Polen: Gedenken an Kaczynski-Absturz
Aktualisiert

PolenGedenken an Kaczynski-Absturz

Ein Jahr nach dem tödlichen Flugzeugabsturz des polnischen Präsidenten Lech Kaczynski haben am Unfallort in Westrussland Angehörige der insgesamt 96 Opfer gedacht.

Ein Jahr nach der Flugzeugkatastrophe von Smolensk hat die polnische Präsidentengattin Anna Komorowska gemeinsam mit Angehörigen der Todesopfer die Unglücksstelle in Russland besucht. Zusammen nahmen sie am Samstag an einer Trauerfeier teil und legten Blumen am Rande eines Waldes nieder, wo am 10. April 2010 die Maschine des damaligen Präsidenten Lech Kaczynski abgestürzt war. Er und 95 weitere Menschen wurden damals getötet.

Komorowska und die Angehörigen der Todesopfer besuchten auch eine Gedenkstätte, die an das Massaker von Katyn im Jahr 1940 erinnert. Mehrere tausend polnische Offiziere und weitere Kriegsgefangene waren dort von Einheiten des sowjetischen Geheimdienstes getötet worden. Kaczynski und ranghohe Mitglieder der polnischen Streitkräfte waren auf dem Weg zu der Gedenkstätte, als ihr Flugzeug beim Anflug auf den Flughafen von Smolensk in dichtem Nebel abstürzte.

Schüsse nach dem Absturz

Bei dem Besuch am Samstag zeigte sich die polnische Delegation verärgert, dass eine Passage auf der Gedenktafel für die Opfer des Massakers entfernt worden war.
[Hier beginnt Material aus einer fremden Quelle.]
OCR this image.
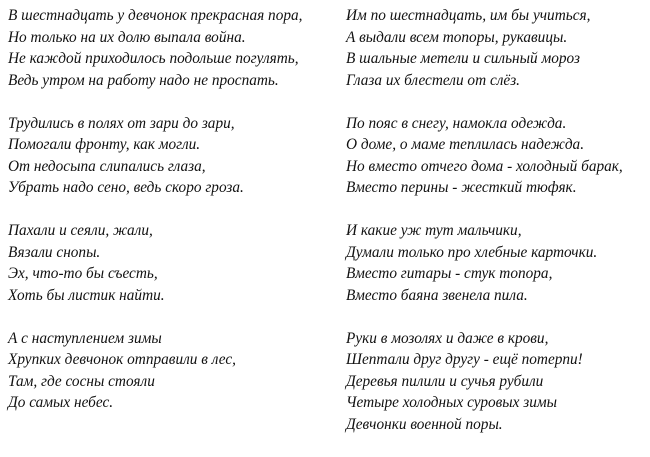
В шестнадцать у девчонок прекрасная пора,
Но только на их долю выпала война.
Не каждой приходилось подольше погулять,
Ведь утром на работу надо не проспать.
Трудились в полях от зари до зари,
Помогали фронту, как могли.
От недосыпа слипались глаза,
Убрать надо сено, ведь скоро гроза.
Пахали и сеяли, жали,
Вязали снопы.
Эх, что-то бы съесть,
Хоть бы листик найти.
А с наступлением зимы
Хрупких девчонок отправили в лес,
Там, где сосны стояли
До самых небес.
Им по шестнадцать, им бы учиться,
А выдали всем топоры, рукавицы.
В шальные метели и сильный мороз
Глаза их блестели от слёз.
По пояс в снегу, намокла одежда.
О доме, о маме теплилась надежда.
Но вместо отчего дома - холодный барак,
Вместо перины - жесткий тюфяк.
И какие уж тут мальчики,
Думали только про хлебные карточки.
Вместо гитары - стук топора,
Вместо баяна звенела пила.
Руки в мозолях и даже в крови,
Шептали друг другу - ещё потерпи!
Деревья пилили и сучья рубили
Четыре холодных суровых зимы
Девчонки военной поры.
So sei der Abschnitt, in dem vom «sowjetischen Völkermord an polnischen Kriegsgefangenen 1940 im Wald von Katyn» die Rede war, gestrichen worden. Man sei über die Änderung des Textes überrascht gewesen und habe die russische Regierung um eine Erklärung gebeten, sagte der Sprecher des polnischen Aussenministeriums, Marcin Bosacki, der Nachrichtenagentur PAP.

Hoffen auf gemeinsame Gedenktafel für die Opfer von Katyn

Die russischen Behörden hätten kritisiert, dass die ursprüngliche Tafel ohne Genehmigung und lediglich mit polnischem Text angebracht worden sei. Er hoffe, dass sich beide Seiten nun auf eine gemeinsame Gedenktafel einigen könnten, sagte Bosacki.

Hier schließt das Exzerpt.